In the process of moving out of my old room and moving into my new room, I came across a little notebook with scribbled notes in it from my New Testament class during my first year at Gordon. Notes about the content, interpretation, and theology of the New Testament? Not so much - at least not in this notebook. Instead, here I had written down funny quotes my professor had said. By funny I don't mean funny-laughing-with-him, but rather funny-laughing-at-him.
Here are a few:
"The Word became flesh means God became flesh." (Profound.)
"I am convinced of the Virgin birth for two reasons. One is because otherwise the Bible would not be inerrant, and two is because it is one of the most important doctrines of the Christian faith." (Good reasons, buddy.)
In response to a student asking a question: "Some people do read the text that way. I do not read the text that way." (Brilliant answer.)
"Satan is not omnipresent, so Satan cannot be everywhere at once, so Satan can only be in one place at a time, because Satan is not omnipresent." (Well said! Haha!)
After stating that temptation always comes to us at our weakest point, a student remarked, "After 40 days fasting and spending time with His Father in the wilderness, wasn't Jesus at His strong point?" Dr. G replied, "It seems to me not, it does seem to me that He was tempted at His weakest point, because it seems to me that that is the nature of temptation."
In response to a question about the definition of deism: "Deism is the opposite of theism."
"In Judaism the law is good. So the law is not inherently bad. The law is inherently good." (Thank you for being so concise!)
Student: "You just said that faith is not quantitative. So what does Paul mean when he talks about a person's measure of faith?" Dr. G: "Does that sound quantitative to you? I don't think he means that, myself." (Such a helpful answer.)
"Salvation has not changed at all from the Old Testament to the New Testament. Both are by faith, so there is no difference." (Um, right.)
"Sometimes the word nomos is used to mean the Torah. So sometimes when you see the word law it refers to the Torah. So the context will tell you, and sometimes law means Torah." (Again, so concise. Always mincing words!)
In response to a student question: "'Lead us not into temptation' does not mean that God tempts anybody. It means that we're asking God to deliver us from evil." (Yes, please, avoid any complexity or confusion by giving completely unhelpful, ridiculous answers!)
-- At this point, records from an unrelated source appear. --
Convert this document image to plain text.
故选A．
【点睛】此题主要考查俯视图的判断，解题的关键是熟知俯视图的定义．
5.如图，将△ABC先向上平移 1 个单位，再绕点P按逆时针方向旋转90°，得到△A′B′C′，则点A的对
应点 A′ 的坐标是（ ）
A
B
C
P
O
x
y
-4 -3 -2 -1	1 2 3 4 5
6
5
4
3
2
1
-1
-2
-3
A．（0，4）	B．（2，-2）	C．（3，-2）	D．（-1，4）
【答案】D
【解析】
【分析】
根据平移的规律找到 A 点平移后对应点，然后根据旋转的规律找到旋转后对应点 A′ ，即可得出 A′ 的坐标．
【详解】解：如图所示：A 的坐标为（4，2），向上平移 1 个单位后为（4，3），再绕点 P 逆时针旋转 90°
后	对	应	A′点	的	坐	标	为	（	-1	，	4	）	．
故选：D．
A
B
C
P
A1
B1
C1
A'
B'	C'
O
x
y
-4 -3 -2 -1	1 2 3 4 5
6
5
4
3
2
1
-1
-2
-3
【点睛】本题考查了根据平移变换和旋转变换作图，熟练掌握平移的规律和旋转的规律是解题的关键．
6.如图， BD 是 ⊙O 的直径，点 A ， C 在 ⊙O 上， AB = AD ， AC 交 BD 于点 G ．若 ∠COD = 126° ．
"The Sanhedrin told the Christians they could not preach. So, they told the Christians not to preach. So, they said to them, 'Look, you can't preach.'" (Need I say it again? The man never uses two words where one could suffice! Oh wait.)
"God-fearers weren't Jews. They were Gentiles. Um, so, they weren't Jews." (I hope he never needs to send a telegram. Brevity may not be his strong point.)
"Antioch was a primarily Gentile community. So, it was not primarily Jewish. It was primarily Gentile."
"So the name Paul means little, and little means Paul, and that's what the name means, and that's the name his family gave to him, and it means little." (Whoah, this is the best one yet!)
"I know that it is difficult to focus on theology, but unfortunately, it's kind of need-to-know stuff." (Careful; your blatant enthusiasm for the topic might be contagious.)
"Holy. H-O-L-Y." (O-H M-Y G-O-S-H.)
"Compared with other schools, this place is liberal - you don't know how well-off you are! We take a nice, moderate stance. You've got it easy - this place is a cinch - a really great place!" (Right. Thanks for that opinion, pal.)
My friends, aren't those amazing? And no exaggerations - I promise. I wrote everything down word for word.
And yeah, I bet I was a real pill to have in class.
No, seriously, I was never rude to him, never laughed out loud, and... never read the assigned readings in the textbook. Er, scratch that last bit. I was a model student. Yeah.